Gretchen asked if I could fit in another crisis pregnancy consultation today. Felt pleased that she recognised my skills in this area. Almost like an apology. Told her to make an extended appointment at the end of surgery.
“Adele what are you doing here? I’ve got an obstetric emergency.”
“You’re right Footie, I’m the emergency. I can’t handle the thought of being pregnant again. We have to talk.”
“But you might not even be pregnant. You’re just in a panic.”
“I don’t want to be pregnant. We’ve got three children and that’s enough. I don’t want to lose control of my body and put my life on hold for years.”
Started to listen.

Time to bite the bullet. Rang my tame urologist for a tentative discussion.
“Why don’t you miss lunch and drop around at the end of the day. That way you can have the weekend to recover.”
“Well what about this increased risk of prostatic cancer.”
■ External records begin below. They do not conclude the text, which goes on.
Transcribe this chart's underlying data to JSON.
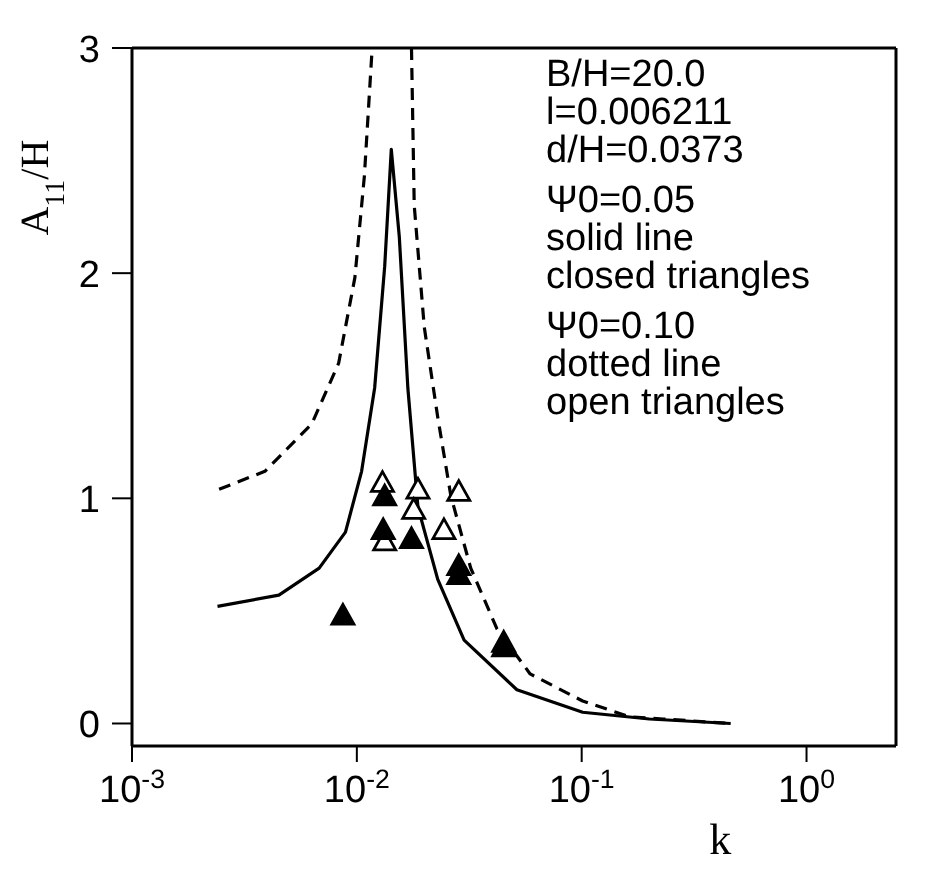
{
  "chart_data": {
    "type": "line",
    "xlabel": "k",
    "ylabel": "A$_{11}$/H",
    "log": "x",
    "grid": false,
    "xlim": [
      0.001,
      2.5
    ],
    "ylim": [
      -0.1,
      3
    ],
    "xticks": [
      {
        "value": 0.001,
        "label": "10$^{-3}$"
      },
      {
        "value": 0.01,
        "label": "10$^{-2}$"
      },
      {
        "value": 0.1,
        "label": "10$^{-1}$"
      },
      {
        "value": 1,
        "label": "10$^{0}$"
      }
    ],
    "yticks": [
      0,
      1,
      2,
      3
    ],
    "annotations": [
      "B/H=20.0",
      "l=0.006211",
      "d/H=0.0373",
      "Ψ0=0.05",
      "solid line",
      "closed triangles",
      "Ψ0=0.10",
      "dotted line",
      "open triangles"
    ],
    "series": [
      {
        "line_style": "solid",
        "marker": "none",
        "color": "#000000",
        "x": [
          0.0024,
          0.0045,
          0.0068,
          0.0089,
          0.0105,
          0.012,
          0.0133,
          0.01423,
          0.01545,
          0.01686,
          0.0187,
          0.0229,
          0.03,
          0.0515,
          0.101,
          0.2,
          0.46
        ],
        "values": [
          0.52,
          0.57,
          0.69,
          0.85,
          1.12,
          1.49,
          2.03,
          2.55,
          2.16,
          1.49,
          0.96,
          0.64,
          0.37,
          0.15,
          0.05,
          0.02,
          0.0
        ]
      },
      {
        "line_style": "dashed",
        "marker": "none",
        "color": "#000000",
        "x": [
          0.00244,
          0.0039,
          0.0063,
          0.0083,
          0.0098,
          0.0108,
          0.0117
        ],
        "values": [
          1.04,
          1.12,
          1.33,
          1.6,
          1.98,
          2.43,
          3.0
        ]
      },
      {
        "line_style": "dashed",
        "marker": "none",
        "color": "#000000",
        "x": [
          0.0175,
          0.018,
          0.01995,
          0.0229,
          0.0262,
          0.0321,
          0.042,
          0.059,
          0.101,
          0.163,
          0.23,
          0.46
        ],
        "values": [
          3.0,
          2.3,
          1.76,
          1.36,
          1.01,
          0.69,
          0.42,
          0.22,
          0.1,
          0.03,
          0.02,
          0.0
        ]
      },
      {
        "type": "scatter",
        "marker": "triangle",
        "color": "#000000",
        "x": [
          0.013,
          0.0133,
          0.0187,
          0.0179,
          0.0244,
          0.0284,
          0.045
        ],
        "values": [
          1.07,
          0.81,
          1.04,
          0.95,
          0.86,
          1.03,
          0.36
        ]
      },
      {
        "type": "scatter",
        "marker": "triangle",
        "color": "#000000",
        "x": [
          0.00867,
          0.0131,
          0.0133,
          0.0175,
          0.0284,
          0.0284,
          0.045
        ],
        "values": [
          0.48,
          0.86,
          1.01,
          0.82,
          0.7,
          0.66,
          0.34
        ]
      }
    ]
  }
}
“Unproven Footie, and small anyway.”
“What happens to all those sperm? It can’t be healthy.”
“Relax Footie, it’s very quick and almost painless. I suppose you’ve discussed this with Adele?”
“Yes, she’s the keen one really.”
“Sounds familiar. Let’s say 5:00 pm at my rooms. See you then.”
Whatever happened to informed consent?

A hero’s welcome. Breakfast in bed, bacon & eggs with a giant jaffa for desert. Adele extremely solicitous.
“And by the way Footie, my period started this morning.”